I can't write. There are ideas in my head, but when I sit down to the laptop, they freeze up. Whole monologues rage through my head all day, while I am organizing Earth shoes by size on the sales floor, or sitting in traffic for hours with quite possibly the shittiest, nastiest, most dangerous drivers I have ever encountered. During the walk from the busstop, I rework a paragraph that I have reworked every walk home from the busstop. I get home. I go to my room--with it's piles of clothes on clothes on books on shoes, with the three small pieces of floor that allow me only to stand in front of the bed, in front of the dresser, in front of the door, the only place to sit, the bed, and through the vents, the TV downstairs is blasting American Idol or Survivor or Amazing Race. And then everything just retracts. Like a turtle into a shell, all of the words are gone. There is no escaping the loud, jangly, awful noise of the television in this house. The frigid blast of the AC. There is nowhere quiet to go and gather one's thoughts. I sit dumbly in front of the keyboard or the notebook and before the tears come (AGAIN) I just give in and go turn another TV on. Sometimes I pack it all up and go somewhere else to write. The closest coffeeshop is 8 miles away, and is occasionally quiet. The library, near the freeway, is rarely quiet, but I've tried there. It is quiet right now in the house, the only time until 10 at night.

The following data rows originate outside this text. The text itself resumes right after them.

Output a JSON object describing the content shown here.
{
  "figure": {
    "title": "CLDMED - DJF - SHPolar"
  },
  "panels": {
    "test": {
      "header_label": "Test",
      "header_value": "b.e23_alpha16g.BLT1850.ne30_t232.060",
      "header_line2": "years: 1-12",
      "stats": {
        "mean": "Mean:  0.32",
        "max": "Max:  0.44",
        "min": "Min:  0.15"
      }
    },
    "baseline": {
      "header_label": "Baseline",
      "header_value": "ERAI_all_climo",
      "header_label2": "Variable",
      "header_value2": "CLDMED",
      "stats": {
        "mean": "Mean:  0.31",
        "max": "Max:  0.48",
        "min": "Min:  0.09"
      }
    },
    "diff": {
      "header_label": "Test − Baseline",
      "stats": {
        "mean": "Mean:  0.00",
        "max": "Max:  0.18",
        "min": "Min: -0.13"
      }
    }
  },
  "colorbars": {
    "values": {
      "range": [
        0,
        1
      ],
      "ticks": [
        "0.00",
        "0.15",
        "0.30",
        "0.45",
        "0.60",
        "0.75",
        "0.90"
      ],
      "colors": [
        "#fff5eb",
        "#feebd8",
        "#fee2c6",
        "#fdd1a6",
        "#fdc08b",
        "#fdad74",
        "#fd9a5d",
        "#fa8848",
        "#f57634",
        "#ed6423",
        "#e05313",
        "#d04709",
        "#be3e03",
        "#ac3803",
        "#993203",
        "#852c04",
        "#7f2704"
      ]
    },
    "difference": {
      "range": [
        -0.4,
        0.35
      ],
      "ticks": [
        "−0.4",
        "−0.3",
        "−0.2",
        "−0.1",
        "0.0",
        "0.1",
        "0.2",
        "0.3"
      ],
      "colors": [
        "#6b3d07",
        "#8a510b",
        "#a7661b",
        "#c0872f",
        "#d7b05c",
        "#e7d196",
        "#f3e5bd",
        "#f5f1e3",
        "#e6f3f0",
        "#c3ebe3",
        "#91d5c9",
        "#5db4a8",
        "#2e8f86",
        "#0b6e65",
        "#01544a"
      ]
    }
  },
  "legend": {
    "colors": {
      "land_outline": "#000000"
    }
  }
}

For two months every single dollar I could spare has gone to pay off my car so I could try to get an apartment. (It won't stop all of the anxiety attacks, but at least I will be able to have them without having to (not) tell my mother what the matter is every time. How do you say, thank you so much for your hospitality but it is killing me slowly?) I still had about two months of payments, and I was trying to breathe through that tightness. I am so thankful for this roof over my head. I am so thankful for this roof over my head.
All that was left was to figure out the damage on my taxes. She helped me figure out 2008--I had always been too afraid, what with the huge severance, cashing in the 401k, untaxed unemployment... It was this monolith in the back of my mind, and I was sure there were stories and poems and essays behind it. We put it all in the computer... And it spit out a refund. Enough to pay off the car. I still don't belive it, and won't until the deposit shows up in my account. But, the letting up of the tightness. I stayed up until 2 am doing 2009, afraid it would eat up the windfall. It didn't. The small wavering flicker of hope!
I called an apartment I had talked to that had been just slightly more than my budget would allow. Everything available right now is either way too sketchy or too expensive. I toured the place--it was old (and not in a good way) but there was a pool, two treadmills and a weight machine. The manager seemed nice. It had a gas stove, it was near Bikram and a knitting meetup and a coffee shop I like (and, most importantly, much closer to someone I would like to be much closer to). Without a car payment, I could do it. It would be a snug fit, but I could cook, do yoga, take bubble baths again. It would be so worth it. I dropped a deposit and then allowed myself some optimism. I planned a writing, studying, and workout schedule. I rearranged the furniture in my mind.
When it came time to get a background check and sign the lease, the son of the manager and I joked around. We swapped nightmare tenant stories. He told me about why there was a clause stating "no windows shall be covered by foil or anyother reflective materials." I told him about the guy with a million animals in my old house. And then he handed me the lease. The rent was over $100 more than what I had been told. I stammered, I explained. The son freaked out, called his dad, who said he never would have told me the wrong price. This tightness in my stomach, started to implode upon itself, getting tighter and harder, pulling my guts into it. There was no way I could afford the new rent, and for it, I have seen much better so far. He said to call if my economic situtation changed, and I said the same to him. The tightness floated up to my throat and started to expand, a supernova and I raced to my car, shut the door and just bawled. Big, ugly barking sobs. I tried to choke out the tightness, cry through it. Please-dont-let-anyone-see-me-and-want-to-help sobs. I sat there for several minutes before heading back to my parents. To my room. Where the editors don't return my emails, the journals send no-thank-yous, and where I have absolutely no idea what the fuck I'm doing anymore.